Bêtise avait dix huit ans, c’était une jeune fille épanouie, ses joues rondes, sa physionomie aimable, mettaient le sourire aux lèvres de celles et ceux qui la croisaient. Excellente élève, elle sortait de l’école avec un Brevet Bonbons, mention très bien. L’usine de Afchain – elle y avait fait un stage très probant – lui tendait les bras. Le directeur envisageait même d’en faire la mascotte de la marque, tant sa géographie vallonnée était plaisante, à donner envie de manger des bêtises. Mais la jeune fille cachait derrière son air sage, une solide envie d’aventure, la mort de son père l’avait terriblement affectée, quelque chose en elle lui souffla de s’en aller au sud, vers d’autres horizons. C’est ainsi, qu’après avoir fleuri la tombe de Berlingot-Violette, elle prit le train, pour se retrouver, avec son maigre bagage à la main, sur le quai de la gare d’Aix en Provence.

Bébé Calisson ne pouvait mieux atterrir. Entre les seins si doucement opulents de Mamandine, sa voix de tourterelle, son giron plus accueillant qu’un coussin de duvet de poussin, et la voix de basse profonde, les battoirs à faire le tour du pâté de maisons, la grande barbe noire, la gaîté, la tendresse bourrue de PaPraslin, sa vie commença sous les meilleurs auspices. Praslin tenait une minuscule confiserie, dans le laboratoire lilliputien attenant, il inventait tout le jour, concassait à la main les fèves de cacao précieux, grillait les pistaches odorantes, lissait ganaches et pralins, pesait les fruits frais et juteux du jardin, dont il extrayait de gouteux élixirs. Et tout cela finissait en gourmandises suaves, craquantes, pleines de saveurs exaltantes, qu’il montait minutieusement, pièces après pièces, belles comme des bijoux, émouvantes comme des poésies délicates, ciselées avec amour. Mais il en produisait si peu, que les gens se seraient battus pour espérer en obtenir, ne serait-ce que quelques miettes. Praslin était un souriant, sa sature de lutteur de foire cachait une âme d’enlumineur.

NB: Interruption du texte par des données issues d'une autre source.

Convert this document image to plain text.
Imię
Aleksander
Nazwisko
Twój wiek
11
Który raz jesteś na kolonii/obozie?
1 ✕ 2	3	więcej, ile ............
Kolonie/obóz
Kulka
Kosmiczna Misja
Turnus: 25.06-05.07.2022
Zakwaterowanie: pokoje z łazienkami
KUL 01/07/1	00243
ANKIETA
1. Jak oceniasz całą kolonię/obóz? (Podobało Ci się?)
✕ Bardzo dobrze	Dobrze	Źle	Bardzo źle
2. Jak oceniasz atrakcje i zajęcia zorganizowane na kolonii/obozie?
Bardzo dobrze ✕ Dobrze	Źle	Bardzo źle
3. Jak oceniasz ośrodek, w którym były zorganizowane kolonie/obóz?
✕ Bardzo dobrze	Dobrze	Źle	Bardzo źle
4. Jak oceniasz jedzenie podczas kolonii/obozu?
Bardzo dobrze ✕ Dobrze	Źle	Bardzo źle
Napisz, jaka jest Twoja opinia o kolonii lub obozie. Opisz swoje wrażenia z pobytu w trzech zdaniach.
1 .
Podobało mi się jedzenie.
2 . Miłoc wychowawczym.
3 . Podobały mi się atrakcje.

Très tôt, Calisson courait entre ses jambes, plongeait ses doigts dans les bassines. Le soir il arrivait souvent qu’il eût le visage, si barbouillé de chocolat, qu’il fût si crouté – ses cheveux poisseux pendaient en dreadlocks de Rasta blanc – qu’on l’eût pu croire fraîchement débarqué de Zanzibar! Avec sa tignasse de paille, ses yeux cobalt, sa dégaine de langoustine, son sourire à la Praslin, Calisson faisait fondre les cœurs de pigeon des clientes.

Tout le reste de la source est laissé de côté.